Time: h 09:00 am
Location: Room Garda, Polo Ferrari 1 - Via Sommarive 5, Povo (TN)
- Wei Wang
Abstract of Dissertation
Human face and behavior analysis are very important research topics in the field of computer vision and they have broad applications in our everyday life. For instance, face alignment, face aging, face expression analysis and action recognition have been well studied and applied for security and entertainment. With these face analyzing techniques (e.g., face aging), we could enhance the performance of cross-age face verification system which now has been used for banks and electronic devices to recognize their clients. With the help of action recognition system, we could better summarize the user uploaded videos or generate logs for surveillance videos. This could help us retrieve the videos more accurately and easily.
The dictionary learning and neural networks are powerful machine learning models for these research tasks. Initially, we focus on the multi-view action recognition task. First, a class-wise dictionary is pre-trained which encourages the sparse representations of the between-class videos from different views to lie close by. Next, we integrate the classifiers and the dictionary learning model into a unified model to learn the dictionary and classifiers jointly.

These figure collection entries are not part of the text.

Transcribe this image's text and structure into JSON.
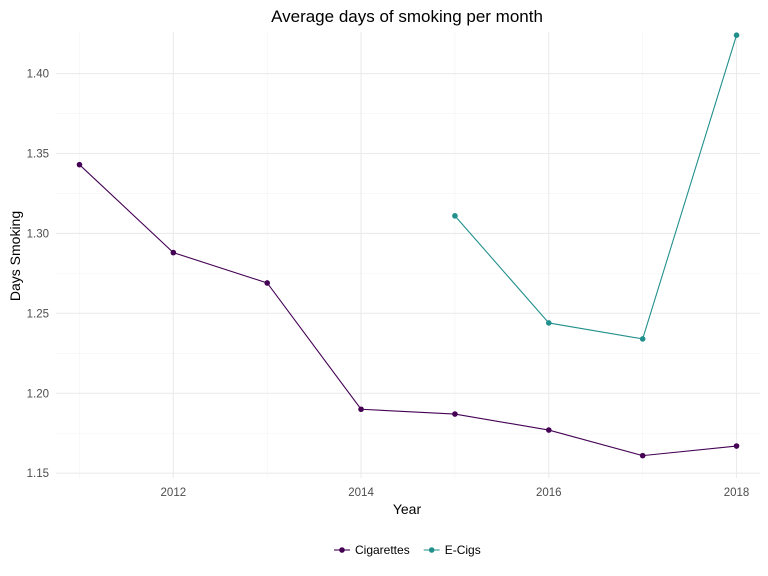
{
  "chart_data": {
    "type": "line",
    "title": "Average days of smoking per month",
    "xlabel": "Year",
    "ylabel": "Days Smoking",
    "xlim": [
      2010.75,
      2018.25
    ],
    "ylim": [
      1.147,
      1.426
    ],
    "x_ticks": [
      2012,
      2014,
      2016,
      2018
    ],
    "y_ticks": [
      1.15,
      1.2,
      1.25,
      1.3,
      1.35,
      1.4
    ],
    "grid": true,
    "legend_position": "bottom",
    "series": [
      {
        "name": "Cigarettes",
        "color": "#440154",
        "x": [
          2011,
          2012,
          2013,
          2014,
          2015,
          2016,
          2017,
          2018
        ],
        "values": [
          1.343,
          1.288,
          1.269,
          1.19,
          1.187,
          1.177,
          1.161,
          1.167
        ]
      },
      {
        "name": "E-Cigs",
        "color": "#21908c",
        "x": [
          2015,
          2016,
          2017,
          2018
        ],
        "values": [
          1.311,
          1.244,
          1.234,
          1.424
        ]
      }
    ]
  }
}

For face alignment, we frame the standard cascaded face alignment problem as a recurrent process by using a recurrent neural network. Importantly, by combining a convolutional neural network with a recurrent one we alleviate hand-crafted features to learn task-specific features. For human face aging task, it takes as input a single image and automatically outputs a series of aged faces. Since human face aging is a smooth progression, it is more appropriate to age the face by going through smooth transitional states. In this way, the intermediate aged faces between the age groups can be generated. Towards this target, we employ a recurrent neural network. The hidden units in the RFA are connected autoregressively allowing the framework to age the person by referring to the previous aged faces. For smile video generation, one person may smile in different ways (e.g., closing/opening the eyes or mouth). This is a one-to-many image-to-video generation problem, and we introduce a deep neural architecture named conditional multi-mode network (CMM-Net) to approach it. A multi-mode recurrent generator is trained to induce diversity and generate K different sequences of video frames.